Wydaje się to jednak mało prawdopodobne, biorąc pod uwagę obecne realia rynkowe i nastroje inwestorów. Bardziej realnym poziomem wydają się oczekiwania rzędu 45 000 USD sugerowane przez analityków JP Morgan.
Oznaczałoby to wzrost o około 40% w stosunku do obecnych poziomów. Jest to znaczący potencjał, zważywszy, że funduszom hedgingowym na Wall Street rzadko udaje się osiągnąć dwucyfrowe stopy zwrotu. W tym kontekście nawet umiarkowanie optymistyczne prognozy dla Bitcoina wyglądają interesująco.
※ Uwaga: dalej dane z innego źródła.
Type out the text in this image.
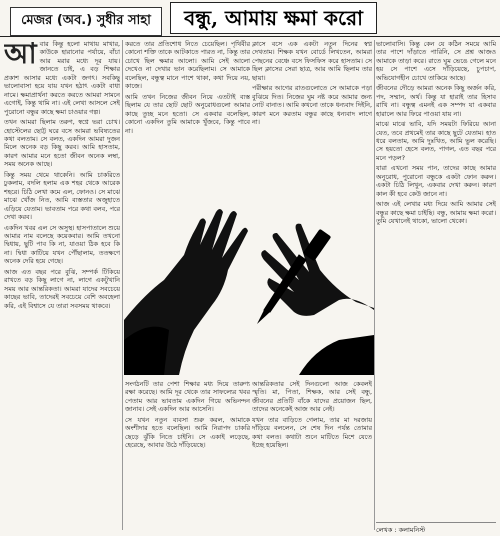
মেজর (অব.) সুধীর সাহা	বন্ধু, আমায় ক্ষমা করো
আ বার কিন্তু হলো মাথায় মাখার, কাউকে হারানোর পর্যায়ে, বাঁচা আর মরার মধ্যে দূর যায়। জানতে চাই, এ বড় শিক্ষার প্রকাশ আসার মধ্যে একটা জগৎ। সবকিছু ভালোবাসা হয়ে যায় যখন হঠাৎ একটা বাধা নামে। ক্ষমাপ্রার্থনা করতে করতে আমরা সামনে এগোই, কিন্তু থামি না। এই লেখা আসলে সেই পুরোনো বন্ধুর কাছে ক্ষমা চাওয়ার গল্প।

তখন আমরা ছিলাম তরুণ, স্বপ্নে ভরা চোখ। হোস্টেলের ছোট্ট ঘরে বসে আমরা ভবিষ্যতের কথা বলতাম। সে বলত, একদিন আমরা দুজন মিলে অনেক বড় কিছু করব। আমি হাসতাম, কারণ আমার মনে হতো জীবন অনেক লম্বা, সময় অনেক আছে।

কিন্তু সময় থেমে থাকেনি। আমি চাকরিতে ঢুকলাম, বদলি হলাম এক শহর থেকে আরেক শহরে। চিঠি লেখা কমে এল, ফোনও। সে মাঝে মাঝে খোঁজ নিত, আমি ব্যস্ততার অজুহাতে এড়িয়ে যেতাম। ভাবতাম পরে কথা বলব, পরে দেখা করব।

একদিন খবর এল সে অসুস্থ। হাসপাতালে শুয়ে আমার নাম বলেছে কয়েকবার। আমি তখনো দ্বিধায়, ছুটি পাব কি না, যাওয়া ঠিক হবে কি না। দ্বিধা কাটিয়ে যখন পৌঁছালাম, ততক্ষণে অনেক দেরি হয়ে গেছে।

আজ এত বছর পরে বুঝি, সম্পর্ক টিকিয়ে রাখতে বড় কিছু লাগে না, লাগে একটুখানি সময় আর আন্তরিকতা। আমরা যাদের সবচেয়ে কাছের ভাবি, তাদেরই সবচেয়ে বেশি অবহেলা করি, এই বিশ্বাসে যে তারা সবসময় থাকবে।

করতে তার প্রতিশোধ নিতে চেয়েছিল। পৃথিবীর কোনো শক্তি তাকে আটকাতে পারত না, কিন্তু তার চোখে ছিল ক্ষমার আলো। আমি সেই আলো দেখেও না দেখার ভান করেছিলাম। সে আমাকে বলেছিল, বন্ধুত্ব মানে পাশে থাকা, কথা দিয়ে নয়, কাজে।

আমি তখন নিজের জীবন নিয়ে এতটাই ব্যস্ত ছিলাম যে তার ছোট ছোট অনুরোধগুলো আমার কাছে তুচ্ছ মনে হতো। সে একবার বলেছিল, কোনো একদিন তুমি আমাকে খুঁজবে, কিন্তু পাবে না।

ক্লাসে বসে এক একটা নতুন দিনের স্বপ্ন দেখতাম। শিক্ষক যখন বোর্ডে লিখতেন, আমরা পেছনের বেঞ্চে বসে ফিসফিস করে হাসতাম। সে ছিল ক্লাসের সেরা ছাত্র, আর আমি ছিলাম তার ছায়া।

পরীক্ষার আগের রাতগুলোতে সে আমাকে পড়া বুঝিয়ে দিত। নিজের ঘুম নষ্ট করে আমার জন্য নোট বানাত। আমি কখনো তাকে ধন্যবাদ দিইনি, কারণ মনে করতাম বন্ধুর কাছে ধন্যবাদ লাগে না।

ভালোবাসি। কিন্তু কেন যে কঠিন সময়ে আমি তার পাশে দাঁড়াতে পারিনি, সে প্রশ্ন আজও আমাকে তাড়া করে। রাতে ঘুম ভেঙে গেলে মনে হয় সে পাশে এসে দাঁড়িয়েছে, চুপচাপ, অভিযোগহীন চোখে তাকিয়ে আছে।

জীবনের দৌড়ে আমরা অনেক কিছু অর্জন করি, পদ, সম্মান, অর্থ। কিন্তু যা হারাই তার হিসাব রাখি না। বন্ধুত্ব এমনই এক সম্পদ যা একবার হারালে আর ফিরে পাওয়া যায় না।

মাঝে মাঝে ভাবি, যদি সময়টা ফিরিয়ে আনা যেত, তবে প্রথমেই তার কাছে ছুটে যেতাম। হাত ধরে বলতাম, আমি দুঃখিত, আমি ভুল করেছি। সে হয়তো হেসে বলত, পাগল, এত বছর পরে মনে পড়ল?

যারা এখনো সময় পান, তাদের কাছে আমার অনুরোধ, পুরোনো বন্ধুকে একটা ফোন করুন। একটা চিঠি লিখুন, একবার দেখা করুন। কারণ কাল কী হবে কেউ জানে না।

আজ এই লেখার মধ্য দিয়ে আমি আমার সেই বন্ধুর কাছে ক্ষমা চাইছি। বন্ধু, আমায় ক্ষমা করো। তুমি যেখানেই থাকো, ভালো থেকো।

সংগঠনটি তার পেশা শিক্ষার মধ্য দিয়ে তারুণ্য রক্ষা করেছে। আমি দূর থেকে তার সাফল্যের খবর পেতাম আর ভাবতাম একদিন গিয়ে অভিনন্দন জানাব। সেই একদিন আর আসেনি।

সে যখন নতুন ব্যবসা শুরু করল, আমাকে অংশীদার হতে বলেছিল। আমি নিরাপদ চাকরি ছেড়ে ঝুঁকি নিতে চাইনি। সে একাই লড়েছে, হেরেছে, আবার উঠে দাঁড়িয়েছে।

আন্তরিকতার সেই দিনগুলো আজ কেবলই স্মৃতি। মা, পিতা, শিক্ষক, আর সেই বন্ধু, জীবনের প্রতিটি বাঁকে যাদের প্রয়োজন ছিল, তাদের অনেকেই আজ আর নেই।

যখন তার বাড়িতে গেলাম, তার মা দরজায় দাঁড়িয়ে বললেন, সে শেষ দিন পর্যন্ত তোমার কথা বলত। কথাটা শুনে মাটিতে মিশে যেতে ইচ্ছে হয়েছিল।

লেখক : কলামনিস্ট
Czy faktycznie zobaczymy w 2024 roku nowe historyczne maksima cenowe? Czas pokaże, na razie inwestorzy studiują bieżące sygnały z rynku i czekają na rozwój wypadków w nadchodzących miesiącach.
Podsumowanie
W artykule omówiono aktualną sytuację na rynku Bitcoina w kontekście zbliżającego się halvingu. Analitycy dopatrują się sygnałów, że trwająca korekta może dobiegać końca. Optymizm budzi malejąca presja sprzedaży ze strony funduszu Grayscale, a także prognozy ekonomistów z JP Morgan, według których Bitcoin jest blisko osiągnięcia dna.
Jednocześnie warto obserwować strategie górników, którzy w okresie przedhalvingowym sprzedają zgromadzone zapasy kryptowaluty. Zjawisko to nie jest nowe i stanowi element cyklu produkcyjnego, choć krótkoterminowo może wywierać presję na cenę. Po majowym halvingu sytuacja powinna się unormować.
Kluczowe pytanie dotyczy potencjalnej reakcji rynku na nadchodzące zmniejszenie inflacji Bitcoina. Czy czeka nas powtórka z poprzednich cykli i silna fala wzrostów, czy może tym razem rynek zachowa się inaczej? Prognozy na 2024 rok są bardzo zróżnicowane.
Podsumowując, inwestorzy studiują obecne sygnały płynące z rynku, szukając odpowiedzi na pytanie, jak zachowa się cena Bitcoina w nadchodzących miesiącach. Optymizm budzą sygnały stabilizacji, choć kluczowe wyzwania dopiero przed nami.